Basketball is a simple game. And it can be a cruel game. No amount of hard work or preparation can overcome a shooting performance like Hofstra had against George Mason last night. The Pride missed its first 13 shots and hit just 26 percent (15-for-56) for the game, falling, 79-50, at the Mack Sports Complex.
It was Hofstra's 11th loss in its last 12 games.
"It's a tough feeling. As a former player you want it to just go in so badly," Hofstra coach Mo Cassara said of his team's shooting woes. "We're trying to do some different things and get out [and run]. But we've got to do a better job of executing. We're not doing a great job of moving the ball and getting great shots."
Already severely shorthanded, Hofstra lost starting center Stephen Nwaukoni, the team's leading rebounder, to a shoulder injury in Monday's loss to Drexel.
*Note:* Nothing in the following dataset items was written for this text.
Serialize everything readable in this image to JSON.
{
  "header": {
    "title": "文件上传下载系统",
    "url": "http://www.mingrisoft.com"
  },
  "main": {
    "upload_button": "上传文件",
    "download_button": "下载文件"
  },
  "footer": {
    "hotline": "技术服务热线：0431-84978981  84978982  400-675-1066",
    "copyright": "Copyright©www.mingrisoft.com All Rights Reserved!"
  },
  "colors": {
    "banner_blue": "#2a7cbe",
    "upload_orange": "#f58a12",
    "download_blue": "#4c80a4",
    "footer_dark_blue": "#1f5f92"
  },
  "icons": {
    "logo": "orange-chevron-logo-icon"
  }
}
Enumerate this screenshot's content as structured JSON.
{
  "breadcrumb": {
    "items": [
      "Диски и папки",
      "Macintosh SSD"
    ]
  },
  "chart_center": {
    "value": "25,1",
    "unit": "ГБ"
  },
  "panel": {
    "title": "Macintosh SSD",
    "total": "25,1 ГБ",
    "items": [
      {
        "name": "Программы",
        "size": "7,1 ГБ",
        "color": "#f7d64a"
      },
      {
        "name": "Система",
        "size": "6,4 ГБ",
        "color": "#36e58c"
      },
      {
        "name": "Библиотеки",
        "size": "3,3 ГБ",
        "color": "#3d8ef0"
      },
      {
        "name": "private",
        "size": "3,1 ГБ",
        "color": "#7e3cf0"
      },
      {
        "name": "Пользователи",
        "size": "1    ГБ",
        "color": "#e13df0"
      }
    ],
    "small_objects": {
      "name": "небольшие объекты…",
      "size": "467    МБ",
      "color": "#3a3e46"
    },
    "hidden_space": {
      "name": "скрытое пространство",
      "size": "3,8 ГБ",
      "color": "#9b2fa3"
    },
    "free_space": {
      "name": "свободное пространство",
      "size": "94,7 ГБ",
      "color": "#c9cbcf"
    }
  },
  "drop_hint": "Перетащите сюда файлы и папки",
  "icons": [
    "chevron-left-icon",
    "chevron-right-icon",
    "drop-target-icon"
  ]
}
The Pride dressed just seven scholarship players last night.
Hofstra's first possession of the game was a sign of things to come. The Pride (6-22, 3-12 CAA) got three good looks but couldn't convert. Their first points came with 13:30 to go in the half and first field goal occurred with 10:23 left to cut the deficit to 16-7. Hofstra had more turnovers (five) in the first half than field goals (four).
Hofstra's backcourt of Stevie Mejia and Taran Buie, the team's leading scorers, combined to shoot 7-for-34. Buie is mired in a slump, shooting 22 percent in his last nine games.
"My confidence is definitely still there," Buie said. "The ball's not going in the hole right now but I'm spending extra time [shooting] before and after practice. It's not a confidence thing or a technique thing -- it's just not falling for me right now."
Buie's layup with 13:09 left cut the margin to 15, but George Mason (16-11, 9-6) scored on its next 10 possessions to push the lead to 32. Jonathan Arledge led all scorers with 20 points.
"This was the first time we didn't have that fight or zip we've had every game," Cassara said. "Even games we've lost we've battled. Tonight we didn't have it. It's a combination of us being tired, not playing well, and [George Mason] playing well."